CSBA sues over mandated costs
Published: October 1, 2006
The California School Boards Association’s Education Legal Alliance filed a lawsuit in Sacramento Superior Court last month against efforts by the state government to renege on its obligation to reimburse local governments for the cost of complying with state mandates.
“This is a blatant effort by state government to avoid its constitutional obligation to reimburse schools, cities and counties for state-mandated programs,” said Scott P. Plotkin, executive director of CSBA. “Local governments, and especially schools, are being hung out to dry by the state when it refuses to cover the costs for programs or operations it requires.”

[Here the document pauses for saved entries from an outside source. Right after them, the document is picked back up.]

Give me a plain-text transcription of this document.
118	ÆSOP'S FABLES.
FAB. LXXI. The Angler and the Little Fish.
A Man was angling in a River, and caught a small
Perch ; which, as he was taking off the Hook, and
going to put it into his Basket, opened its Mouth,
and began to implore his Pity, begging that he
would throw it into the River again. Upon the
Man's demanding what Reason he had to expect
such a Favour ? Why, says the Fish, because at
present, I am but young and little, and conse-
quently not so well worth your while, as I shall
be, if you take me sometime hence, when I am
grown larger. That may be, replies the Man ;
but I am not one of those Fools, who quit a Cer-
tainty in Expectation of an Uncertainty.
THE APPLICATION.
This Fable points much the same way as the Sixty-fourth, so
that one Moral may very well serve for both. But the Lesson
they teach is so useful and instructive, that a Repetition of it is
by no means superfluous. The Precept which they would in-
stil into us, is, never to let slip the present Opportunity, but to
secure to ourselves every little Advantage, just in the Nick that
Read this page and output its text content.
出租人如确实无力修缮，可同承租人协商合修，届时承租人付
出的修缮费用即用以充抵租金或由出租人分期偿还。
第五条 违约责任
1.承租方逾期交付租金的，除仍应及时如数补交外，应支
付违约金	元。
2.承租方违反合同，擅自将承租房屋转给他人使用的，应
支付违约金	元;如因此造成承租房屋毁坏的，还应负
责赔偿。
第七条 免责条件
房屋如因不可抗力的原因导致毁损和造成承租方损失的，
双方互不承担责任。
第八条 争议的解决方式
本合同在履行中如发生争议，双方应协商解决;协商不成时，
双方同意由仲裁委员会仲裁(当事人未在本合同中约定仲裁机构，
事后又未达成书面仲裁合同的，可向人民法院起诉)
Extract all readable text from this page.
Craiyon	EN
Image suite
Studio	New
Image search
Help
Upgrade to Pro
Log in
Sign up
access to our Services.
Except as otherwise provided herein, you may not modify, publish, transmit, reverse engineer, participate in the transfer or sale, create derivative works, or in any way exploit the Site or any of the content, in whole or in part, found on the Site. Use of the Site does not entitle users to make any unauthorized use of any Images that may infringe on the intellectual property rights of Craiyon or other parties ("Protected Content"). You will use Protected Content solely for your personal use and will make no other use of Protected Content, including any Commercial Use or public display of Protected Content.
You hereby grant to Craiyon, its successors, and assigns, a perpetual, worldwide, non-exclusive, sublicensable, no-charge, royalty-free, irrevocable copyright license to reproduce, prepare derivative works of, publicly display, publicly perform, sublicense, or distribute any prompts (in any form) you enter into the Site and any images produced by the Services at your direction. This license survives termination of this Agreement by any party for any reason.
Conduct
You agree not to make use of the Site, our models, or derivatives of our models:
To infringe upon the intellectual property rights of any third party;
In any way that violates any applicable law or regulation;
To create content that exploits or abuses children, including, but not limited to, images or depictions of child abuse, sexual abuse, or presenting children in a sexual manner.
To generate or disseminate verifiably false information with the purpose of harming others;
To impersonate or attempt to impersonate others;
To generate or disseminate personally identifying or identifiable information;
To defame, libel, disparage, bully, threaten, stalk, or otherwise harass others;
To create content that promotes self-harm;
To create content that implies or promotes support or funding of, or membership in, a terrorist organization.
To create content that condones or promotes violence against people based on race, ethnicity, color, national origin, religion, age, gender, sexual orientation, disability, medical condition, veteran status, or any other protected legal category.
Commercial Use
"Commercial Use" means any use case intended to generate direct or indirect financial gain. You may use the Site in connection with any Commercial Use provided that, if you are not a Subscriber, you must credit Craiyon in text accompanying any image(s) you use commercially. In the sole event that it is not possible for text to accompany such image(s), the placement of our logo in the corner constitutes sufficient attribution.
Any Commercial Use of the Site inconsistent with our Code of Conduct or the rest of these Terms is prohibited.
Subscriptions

Joining CSBA’s Education Legal Alliance in the litigation are the Sweetwater Union High School District, Fresno County, Los Angeles County and the city of Newport. The suit targets the state government, the Commission on State Mandates and Controller Steve Westly.
Voters approved Proposition 4 in 1979 to prevent the state from forcing programs on local governments without paying for them. School Accountability Report Cards, some Brown Act open government requirements and the processing of mandate reimbursement requests were among the requirements determined to be reimbursable by the Commission on State Mandates, the agency responsible for identifying mandated costs and determining how much local agencies should be reimbursed for them.
But the commission reversed itself, ending the state’s responsibility to reimburse those costs, after Assembly Bill 138 was enacted in 2005 to require the commission to reconsider its prior decisions.
“AB 138, from whatever angle you examine it, is wrong,” Plotkin said. “Instead of tearing down walls in our bureaucratic structure, it builds new ones. The state must be held accountable when it puts local entities in a financial bind—there is just no other way to look at it.”